Description
Fishing at Meekarlba (Honeysuckle) has a history that goes back for millennia. Some of the earliest European images of Aboriginal people in Newcastle show them in pursuit of ma-ko-ro (fish) women fishing with lines from canoes and men hunting fish with a muting (spear) (see images). Spearing was made more efficient with the construction of stone fish traps in the tidal zones along what became Throsby Creek. Stone barriers were constructed so that fish could swim over the top of them at high tide, but became trapped on the land side as the tide fell. They remained in use at least until the mid 1800s.
The names of some of the fish caught by the Awabakal people of the Newcastle area were recorded as wot-ta-wong (mullet), yu-rain (black bream), kur-rung-kum (large schnapper), mut-tau-ra (small schnapper), to-pe-a-ta-ra (flathead), ka-ro-burra (large whiting), tu-rea (bream), pur-ri-mun-kan (salmon), bo-a-ta (catfish), pun-bung (the sea slug or blubber), ka-nin (eel) and bun-run (red sea slug).
Aboriginal people also collected shellfish, creating huge middens over thousands of years as they discarded the shells at their favoured spots. The mud oysters were mokai and the oysters that grew on mangroves were pirrita.
After colonisation, new fishers arrived. Colonel William Paterson was so impressed that he recommended to Governor King in 1801 that the mouth of the Hunter River should become a fishing port. While surveying the river, his crew had used a seine net to secure a great haul of fish, including a 56 pound mulloway. The range and novelty of fish in Newcastle was so impressive that they were portrayed on the beautiful wooden collectors chest completed in 1818 for presentation to Governor Lachlan Macquarie. (See image).
Before the harbour works around Honeysuckle began, areas of shallow water there were reported to abound with mud oysters; and prawns, crabs, crayfish, and lobsters are caught in great number.
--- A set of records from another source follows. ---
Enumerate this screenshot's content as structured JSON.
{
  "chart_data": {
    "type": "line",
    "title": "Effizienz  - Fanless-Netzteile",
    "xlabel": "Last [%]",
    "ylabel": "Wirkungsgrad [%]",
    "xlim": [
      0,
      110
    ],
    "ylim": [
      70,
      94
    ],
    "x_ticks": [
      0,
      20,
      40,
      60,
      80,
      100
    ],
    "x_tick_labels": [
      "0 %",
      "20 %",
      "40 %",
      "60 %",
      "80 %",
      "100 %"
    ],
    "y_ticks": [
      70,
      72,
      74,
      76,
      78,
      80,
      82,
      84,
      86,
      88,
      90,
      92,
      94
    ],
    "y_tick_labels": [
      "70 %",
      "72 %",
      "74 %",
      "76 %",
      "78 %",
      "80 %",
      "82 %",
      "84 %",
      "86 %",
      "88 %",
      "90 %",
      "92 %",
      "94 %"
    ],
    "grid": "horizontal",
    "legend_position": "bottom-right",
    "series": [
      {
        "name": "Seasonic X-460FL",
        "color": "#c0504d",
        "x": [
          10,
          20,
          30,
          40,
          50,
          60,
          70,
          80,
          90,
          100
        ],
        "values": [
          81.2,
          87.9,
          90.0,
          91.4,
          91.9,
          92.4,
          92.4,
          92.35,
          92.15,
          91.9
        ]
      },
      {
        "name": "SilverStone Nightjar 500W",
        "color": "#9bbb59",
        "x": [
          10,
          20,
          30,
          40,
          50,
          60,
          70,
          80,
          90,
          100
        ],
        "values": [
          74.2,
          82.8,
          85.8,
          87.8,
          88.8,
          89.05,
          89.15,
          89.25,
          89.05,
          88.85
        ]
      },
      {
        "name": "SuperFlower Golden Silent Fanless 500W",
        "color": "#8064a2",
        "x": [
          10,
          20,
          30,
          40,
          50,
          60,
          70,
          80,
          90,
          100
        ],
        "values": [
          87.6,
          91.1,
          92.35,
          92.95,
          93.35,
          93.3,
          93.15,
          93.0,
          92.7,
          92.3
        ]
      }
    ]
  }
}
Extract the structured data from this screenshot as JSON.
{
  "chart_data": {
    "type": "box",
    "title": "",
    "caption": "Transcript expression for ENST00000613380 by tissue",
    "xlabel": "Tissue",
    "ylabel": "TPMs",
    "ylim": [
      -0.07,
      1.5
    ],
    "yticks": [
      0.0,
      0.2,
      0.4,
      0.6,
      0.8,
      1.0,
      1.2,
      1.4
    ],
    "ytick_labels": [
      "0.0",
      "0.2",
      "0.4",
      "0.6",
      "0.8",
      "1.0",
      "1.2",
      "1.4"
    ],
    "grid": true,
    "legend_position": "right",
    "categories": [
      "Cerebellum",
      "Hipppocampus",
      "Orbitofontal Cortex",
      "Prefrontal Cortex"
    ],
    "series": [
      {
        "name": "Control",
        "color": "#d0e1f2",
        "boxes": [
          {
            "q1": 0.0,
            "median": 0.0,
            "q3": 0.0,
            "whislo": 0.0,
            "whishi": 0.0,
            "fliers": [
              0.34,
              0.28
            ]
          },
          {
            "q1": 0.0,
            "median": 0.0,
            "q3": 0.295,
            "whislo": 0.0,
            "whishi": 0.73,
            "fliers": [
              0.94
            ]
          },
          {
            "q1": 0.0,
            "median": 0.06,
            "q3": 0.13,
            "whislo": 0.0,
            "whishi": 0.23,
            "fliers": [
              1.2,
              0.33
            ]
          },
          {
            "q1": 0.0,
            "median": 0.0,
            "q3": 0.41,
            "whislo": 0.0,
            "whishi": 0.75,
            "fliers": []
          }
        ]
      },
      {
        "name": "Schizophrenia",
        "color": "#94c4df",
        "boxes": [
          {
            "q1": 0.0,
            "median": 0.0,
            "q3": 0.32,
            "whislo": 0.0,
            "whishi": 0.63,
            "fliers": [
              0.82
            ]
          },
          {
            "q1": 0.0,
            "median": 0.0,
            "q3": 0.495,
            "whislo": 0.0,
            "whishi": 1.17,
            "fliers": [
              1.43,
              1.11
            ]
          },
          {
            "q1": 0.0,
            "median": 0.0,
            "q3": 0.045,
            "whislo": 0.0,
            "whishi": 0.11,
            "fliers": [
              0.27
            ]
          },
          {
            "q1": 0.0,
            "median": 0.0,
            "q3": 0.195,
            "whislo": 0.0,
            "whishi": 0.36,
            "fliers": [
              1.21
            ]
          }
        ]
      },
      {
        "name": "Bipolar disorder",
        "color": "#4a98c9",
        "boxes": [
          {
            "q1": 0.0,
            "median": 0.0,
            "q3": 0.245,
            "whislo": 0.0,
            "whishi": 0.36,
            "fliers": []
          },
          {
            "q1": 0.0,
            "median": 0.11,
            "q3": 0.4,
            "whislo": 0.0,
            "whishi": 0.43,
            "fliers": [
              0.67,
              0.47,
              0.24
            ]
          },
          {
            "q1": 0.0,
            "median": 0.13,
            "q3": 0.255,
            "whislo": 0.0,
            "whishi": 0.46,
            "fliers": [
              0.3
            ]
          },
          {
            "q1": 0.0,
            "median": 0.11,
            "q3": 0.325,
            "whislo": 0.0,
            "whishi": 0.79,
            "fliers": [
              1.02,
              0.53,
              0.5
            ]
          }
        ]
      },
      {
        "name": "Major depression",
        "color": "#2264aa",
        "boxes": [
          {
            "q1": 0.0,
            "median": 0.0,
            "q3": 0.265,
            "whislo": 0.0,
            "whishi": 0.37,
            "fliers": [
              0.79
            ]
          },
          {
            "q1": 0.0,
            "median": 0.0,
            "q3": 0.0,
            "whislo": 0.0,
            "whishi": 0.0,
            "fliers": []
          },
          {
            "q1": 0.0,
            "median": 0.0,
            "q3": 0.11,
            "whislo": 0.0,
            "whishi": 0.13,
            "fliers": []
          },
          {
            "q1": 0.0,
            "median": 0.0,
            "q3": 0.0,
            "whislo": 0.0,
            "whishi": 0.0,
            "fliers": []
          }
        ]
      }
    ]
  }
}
The work of redesigning the harbour and the Honeysuckle foreshore took their toll on fish stocks. Blasting underwater rocks near the Bullock Island Dyke in the 1880s with dynamite killed many fish, and dredging works disturbed habitat.(see photo) In 1907, the NSW Department of Fisheries noted that fish were not plentiful in Newcastle Harbour.
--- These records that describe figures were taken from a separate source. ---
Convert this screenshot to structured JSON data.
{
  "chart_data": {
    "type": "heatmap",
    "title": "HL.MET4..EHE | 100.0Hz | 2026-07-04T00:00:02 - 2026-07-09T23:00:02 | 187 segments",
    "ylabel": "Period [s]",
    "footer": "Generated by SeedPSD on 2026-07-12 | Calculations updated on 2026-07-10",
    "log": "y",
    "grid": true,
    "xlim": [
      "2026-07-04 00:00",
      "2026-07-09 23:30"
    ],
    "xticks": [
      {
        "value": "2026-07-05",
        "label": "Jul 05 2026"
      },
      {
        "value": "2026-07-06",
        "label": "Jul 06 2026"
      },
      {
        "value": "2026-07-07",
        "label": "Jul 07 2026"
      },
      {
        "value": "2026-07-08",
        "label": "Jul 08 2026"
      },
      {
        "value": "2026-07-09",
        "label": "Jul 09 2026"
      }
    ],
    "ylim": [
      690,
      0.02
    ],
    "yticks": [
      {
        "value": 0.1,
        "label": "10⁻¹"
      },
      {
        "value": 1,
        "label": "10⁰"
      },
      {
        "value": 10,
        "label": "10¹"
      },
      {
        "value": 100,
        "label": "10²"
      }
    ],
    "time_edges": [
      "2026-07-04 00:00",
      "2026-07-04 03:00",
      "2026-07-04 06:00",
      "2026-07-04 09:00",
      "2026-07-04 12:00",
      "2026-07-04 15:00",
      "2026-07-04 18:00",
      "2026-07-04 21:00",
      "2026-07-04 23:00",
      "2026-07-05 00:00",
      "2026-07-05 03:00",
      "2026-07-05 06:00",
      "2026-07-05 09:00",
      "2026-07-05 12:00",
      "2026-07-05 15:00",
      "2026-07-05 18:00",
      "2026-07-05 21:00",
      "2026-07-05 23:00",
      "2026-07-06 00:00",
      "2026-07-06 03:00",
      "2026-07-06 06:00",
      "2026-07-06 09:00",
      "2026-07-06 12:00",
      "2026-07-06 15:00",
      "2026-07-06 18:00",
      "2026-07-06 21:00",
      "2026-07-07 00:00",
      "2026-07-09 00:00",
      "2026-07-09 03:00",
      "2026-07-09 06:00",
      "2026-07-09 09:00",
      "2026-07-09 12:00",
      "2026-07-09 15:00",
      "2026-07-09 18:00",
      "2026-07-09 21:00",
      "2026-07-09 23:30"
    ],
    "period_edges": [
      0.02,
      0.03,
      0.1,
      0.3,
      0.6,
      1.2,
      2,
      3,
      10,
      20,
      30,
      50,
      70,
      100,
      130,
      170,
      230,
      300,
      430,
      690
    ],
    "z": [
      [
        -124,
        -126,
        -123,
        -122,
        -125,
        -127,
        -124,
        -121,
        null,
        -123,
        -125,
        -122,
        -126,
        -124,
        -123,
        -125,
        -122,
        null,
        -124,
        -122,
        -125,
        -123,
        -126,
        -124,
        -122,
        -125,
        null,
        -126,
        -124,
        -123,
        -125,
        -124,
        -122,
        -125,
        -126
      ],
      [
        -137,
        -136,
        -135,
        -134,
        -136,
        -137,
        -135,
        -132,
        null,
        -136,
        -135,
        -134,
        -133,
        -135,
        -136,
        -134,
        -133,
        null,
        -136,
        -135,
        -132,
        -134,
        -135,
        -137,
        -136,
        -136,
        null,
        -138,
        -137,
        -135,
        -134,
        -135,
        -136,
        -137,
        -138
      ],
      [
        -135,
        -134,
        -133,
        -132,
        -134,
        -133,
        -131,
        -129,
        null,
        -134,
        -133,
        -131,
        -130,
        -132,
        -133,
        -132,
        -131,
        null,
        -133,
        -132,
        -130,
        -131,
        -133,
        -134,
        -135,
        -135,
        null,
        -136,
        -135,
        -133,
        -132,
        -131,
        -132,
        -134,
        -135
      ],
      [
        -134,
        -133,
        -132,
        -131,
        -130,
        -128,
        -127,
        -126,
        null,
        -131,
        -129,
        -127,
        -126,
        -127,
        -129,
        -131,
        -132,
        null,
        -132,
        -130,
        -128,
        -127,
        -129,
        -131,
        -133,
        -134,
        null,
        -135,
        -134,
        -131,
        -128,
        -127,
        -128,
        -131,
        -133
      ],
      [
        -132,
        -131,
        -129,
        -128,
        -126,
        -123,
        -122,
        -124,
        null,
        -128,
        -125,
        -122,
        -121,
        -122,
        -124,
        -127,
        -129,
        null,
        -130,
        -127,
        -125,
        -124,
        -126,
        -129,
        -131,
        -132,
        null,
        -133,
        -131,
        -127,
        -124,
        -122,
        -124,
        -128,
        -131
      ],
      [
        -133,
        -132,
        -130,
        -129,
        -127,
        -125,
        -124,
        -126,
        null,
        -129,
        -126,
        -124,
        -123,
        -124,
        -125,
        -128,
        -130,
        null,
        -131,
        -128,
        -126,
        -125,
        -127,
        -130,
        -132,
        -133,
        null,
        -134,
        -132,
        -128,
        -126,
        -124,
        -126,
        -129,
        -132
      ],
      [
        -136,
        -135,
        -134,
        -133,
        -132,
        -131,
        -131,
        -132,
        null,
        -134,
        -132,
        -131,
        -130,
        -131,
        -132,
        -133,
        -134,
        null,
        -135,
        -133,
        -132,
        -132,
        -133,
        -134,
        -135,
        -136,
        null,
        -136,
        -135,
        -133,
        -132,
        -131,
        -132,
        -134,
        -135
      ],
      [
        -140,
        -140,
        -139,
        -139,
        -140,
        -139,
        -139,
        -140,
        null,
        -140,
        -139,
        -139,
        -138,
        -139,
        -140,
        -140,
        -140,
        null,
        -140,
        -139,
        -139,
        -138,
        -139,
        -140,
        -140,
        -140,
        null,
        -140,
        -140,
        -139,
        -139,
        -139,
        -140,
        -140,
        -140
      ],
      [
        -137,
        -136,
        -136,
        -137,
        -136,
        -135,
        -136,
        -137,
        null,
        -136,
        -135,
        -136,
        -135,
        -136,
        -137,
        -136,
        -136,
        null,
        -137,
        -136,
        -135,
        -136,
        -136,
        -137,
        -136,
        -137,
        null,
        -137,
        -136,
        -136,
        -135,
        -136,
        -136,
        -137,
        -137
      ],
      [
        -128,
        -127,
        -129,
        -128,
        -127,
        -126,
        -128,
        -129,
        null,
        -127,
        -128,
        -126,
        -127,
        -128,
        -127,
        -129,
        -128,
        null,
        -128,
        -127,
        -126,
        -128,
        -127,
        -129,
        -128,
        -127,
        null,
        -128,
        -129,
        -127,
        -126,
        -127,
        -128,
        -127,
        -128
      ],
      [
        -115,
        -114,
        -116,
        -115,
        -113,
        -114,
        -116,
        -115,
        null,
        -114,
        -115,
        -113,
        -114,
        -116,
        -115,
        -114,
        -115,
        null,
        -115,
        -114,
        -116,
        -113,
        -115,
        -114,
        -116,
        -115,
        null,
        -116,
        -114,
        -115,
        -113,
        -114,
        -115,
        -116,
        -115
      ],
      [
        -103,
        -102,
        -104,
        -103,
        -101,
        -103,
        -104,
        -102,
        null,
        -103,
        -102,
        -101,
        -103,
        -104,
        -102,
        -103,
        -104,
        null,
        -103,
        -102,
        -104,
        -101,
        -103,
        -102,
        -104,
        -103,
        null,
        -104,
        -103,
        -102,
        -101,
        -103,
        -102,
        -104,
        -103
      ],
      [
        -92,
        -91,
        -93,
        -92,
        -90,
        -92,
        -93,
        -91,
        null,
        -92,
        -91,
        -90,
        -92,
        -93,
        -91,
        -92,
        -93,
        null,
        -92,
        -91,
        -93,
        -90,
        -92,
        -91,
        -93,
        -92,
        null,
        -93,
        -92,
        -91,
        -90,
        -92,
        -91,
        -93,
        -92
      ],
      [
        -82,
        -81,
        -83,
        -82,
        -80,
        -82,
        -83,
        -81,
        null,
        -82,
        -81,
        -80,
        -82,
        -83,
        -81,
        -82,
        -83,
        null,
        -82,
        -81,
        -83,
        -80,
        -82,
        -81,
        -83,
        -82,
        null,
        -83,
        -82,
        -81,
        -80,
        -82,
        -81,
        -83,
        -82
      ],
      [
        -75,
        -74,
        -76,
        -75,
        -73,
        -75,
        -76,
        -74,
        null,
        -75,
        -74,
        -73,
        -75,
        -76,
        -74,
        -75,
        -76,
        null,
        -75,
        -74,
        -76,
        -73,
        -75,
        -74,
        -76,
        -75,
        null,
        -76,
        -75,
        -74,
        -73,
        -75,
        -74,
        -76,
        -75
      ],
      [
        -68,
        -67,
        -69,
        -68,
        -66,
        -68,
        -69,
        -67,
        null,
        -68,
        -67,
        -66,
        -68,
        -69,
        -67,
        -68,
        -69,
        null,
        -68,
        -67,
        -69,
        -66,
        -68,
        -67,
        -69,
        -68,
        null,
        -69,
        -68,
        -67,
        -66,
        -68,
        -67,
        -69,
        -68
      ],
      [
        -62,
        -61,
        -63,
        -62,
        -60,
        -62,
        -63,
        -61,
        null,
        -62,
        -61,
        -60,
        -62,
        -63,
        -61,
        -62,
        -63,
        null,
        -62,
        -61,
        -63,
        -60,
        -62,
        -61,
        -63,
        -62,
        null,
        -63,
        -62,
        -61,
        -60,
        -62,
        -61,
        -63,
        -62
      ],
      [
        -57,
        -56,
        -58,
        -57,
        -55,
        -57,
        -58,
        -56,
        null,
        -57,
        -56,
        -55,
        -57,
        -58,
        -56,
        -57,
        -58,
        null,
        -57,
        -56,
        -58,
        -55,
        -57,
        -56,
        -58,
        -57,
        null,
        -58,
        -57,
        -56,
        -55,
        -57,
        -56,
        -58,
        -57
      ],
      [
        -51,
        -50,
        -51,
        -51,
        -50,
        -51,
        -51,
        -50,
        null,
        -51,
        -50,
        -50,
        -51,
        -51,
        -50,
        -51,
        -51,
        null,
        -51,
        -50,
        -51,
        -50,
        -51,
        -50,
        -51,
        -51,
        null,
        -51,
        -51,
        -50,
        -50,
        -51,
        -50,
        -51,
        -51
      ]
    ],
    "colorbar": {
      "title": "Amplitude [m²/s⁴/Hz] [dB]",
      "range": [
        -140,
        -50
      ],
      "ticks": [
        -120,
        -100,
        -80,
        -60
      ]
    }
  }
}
By the twentieth century, while commercial fishing, including prawning, was undertaken from boats which moored in Throsby Creek, fishing along the Honeysuckle waterfront around to Carrington was largely amateur, enjoyed as a pastime and with the fish as a welcome addition to many tables. Young boys in particular spent a great deal of time dipping a line and not infrequently found themselves in trouble from falling into the harbour. Mrs Jean Roggers, who was born in Carrington in 1922, the eldest daughter in a family of six children, remembered that Throsby Creek came right up to the back fence of their Forbes Street home, north of the Cowper Street Bridge: Oh, we lived in that creek when we were kids. We'd go catching prawns, we'd go to catch crabs, we'd swim. The children fished from the stairs leading down to the water from the wharves to catch tailor, 6 or 7 inches long, for their supper: in those days things were very, very hard. There was a Depression on and at that time my dad was sick, he'd got TB [tuberculosis] and couldn't work.
Men fished on their own or as part of workplace groups, including the Honeysuckle Point Loco fishing club which fished for bream from the Dyke on Saturday nights in the 1910s. Fishing was also a popular activity for couples, including the British migrants who arrived after World War II to work at the State Dockyard and were housed in flats at Carrington. According to one of the women, fishing gave the newly arrived families a chance to get to know one another better, and to talk. The fishing is a real community affair. Others waves of visitors and immigration brought different fishing methods (see photo) and different sea creatures to attention, including the octopus sought by those from Greek backgrounds.
Fishing at Honeysuckle has long had to compete with other uses of the foreshore and has now been banned in many places, but you may still see fishing boats passing on their way in or out from berths along Throsby Creek, and you can walk up to the Commercial Fishermens Co-Operative at 97 Hannell Street, Wickham to see and taste the catch of the day.